Better that it was so: since the insults were only verbal, and offered in a spirit of rude badinage. Had my real character been known, they might have been accompanied by personal violence.
I had not gone far before becoming aware of this; and that I had started upon a rash, not to say perilous, enterprise.
It was of that nature, however, that I could not give it up; even had I been threatened with ten times the danger.
I continued on, holding my cloak in such a fashion, that it might not flap open.
By good luck I had taken the precaution to cover my head with a Mexican sombrero, instead of the military cap; and as for the gold stripes on my trowsers, they were but the fashion of the Mexican majo.
A walk of twenty minutes brought me into the Calle del Obispo.

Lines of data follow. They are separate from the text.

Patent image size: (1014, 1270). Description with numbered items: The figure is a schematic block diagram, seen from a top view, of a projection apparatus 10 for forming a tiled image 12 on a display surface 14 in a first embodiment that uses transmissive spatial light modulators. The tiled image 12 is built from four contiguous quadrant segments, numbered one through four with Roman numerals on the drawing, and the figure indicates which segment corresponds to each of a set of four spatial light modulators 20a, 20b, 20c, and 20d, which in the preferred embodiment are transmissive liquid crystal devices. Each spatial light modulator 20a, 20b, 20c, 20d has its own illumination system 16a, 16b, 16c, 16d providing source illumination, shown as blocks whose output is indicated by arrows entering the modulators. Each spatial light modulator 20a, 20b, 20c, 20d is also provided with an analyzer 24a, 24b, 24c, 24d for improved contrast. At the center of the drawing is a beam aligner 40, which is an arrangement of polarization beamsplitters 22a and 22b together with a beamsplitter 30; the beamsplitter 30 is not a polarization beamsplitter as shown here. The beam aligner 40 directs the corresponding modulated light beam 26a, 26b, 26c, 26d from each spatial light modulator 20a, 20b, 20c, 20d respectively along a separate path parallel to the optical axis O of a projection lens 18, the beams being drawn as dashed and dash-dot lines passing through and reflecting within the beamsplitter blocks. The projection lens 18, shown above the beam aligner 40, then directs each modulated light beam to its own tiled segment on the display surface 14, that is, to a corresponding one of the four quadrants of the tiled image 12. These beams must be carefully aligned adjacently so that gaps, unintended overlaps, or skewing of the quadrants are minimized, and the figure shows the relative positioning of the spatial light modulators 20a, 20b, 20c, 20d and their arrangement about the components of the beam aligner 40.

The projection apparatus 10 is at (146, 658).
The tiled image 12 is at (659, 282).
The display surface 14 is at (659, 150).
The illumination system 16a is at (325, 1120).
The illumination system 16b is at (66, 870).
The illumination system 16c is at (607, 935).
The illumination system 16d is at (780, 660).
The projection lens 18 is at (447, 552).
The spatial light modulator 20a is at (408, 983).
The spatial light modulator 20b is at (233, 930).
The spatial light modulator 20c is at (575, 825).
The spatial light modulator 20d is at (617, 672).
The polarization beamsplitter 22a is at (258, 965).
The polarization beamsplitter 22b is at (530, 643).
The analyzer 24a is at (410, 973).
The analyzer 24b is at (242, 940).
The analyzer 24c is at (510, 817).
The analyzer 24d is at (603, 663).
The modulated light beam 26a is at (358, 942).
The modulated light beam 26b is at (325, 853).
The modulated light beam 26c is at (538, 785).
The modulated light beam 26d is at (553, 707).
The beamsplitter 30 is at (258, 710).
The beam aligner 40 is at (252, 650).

Compared with some of the streets, through which I had been passing, it seemed deserted. Only two or three solitary pedestrians could be seen traversing it, under the dim light of half a dozen oil lamps set at long distances apart.
One of these was in front of the Casa Villa-Señor. More than once it had been my beacon before, and it guided me now.
On the opposite side of the street there was another grand house with a portico. Under the shadow of this I took my stand, to await the coming forth of the cochero.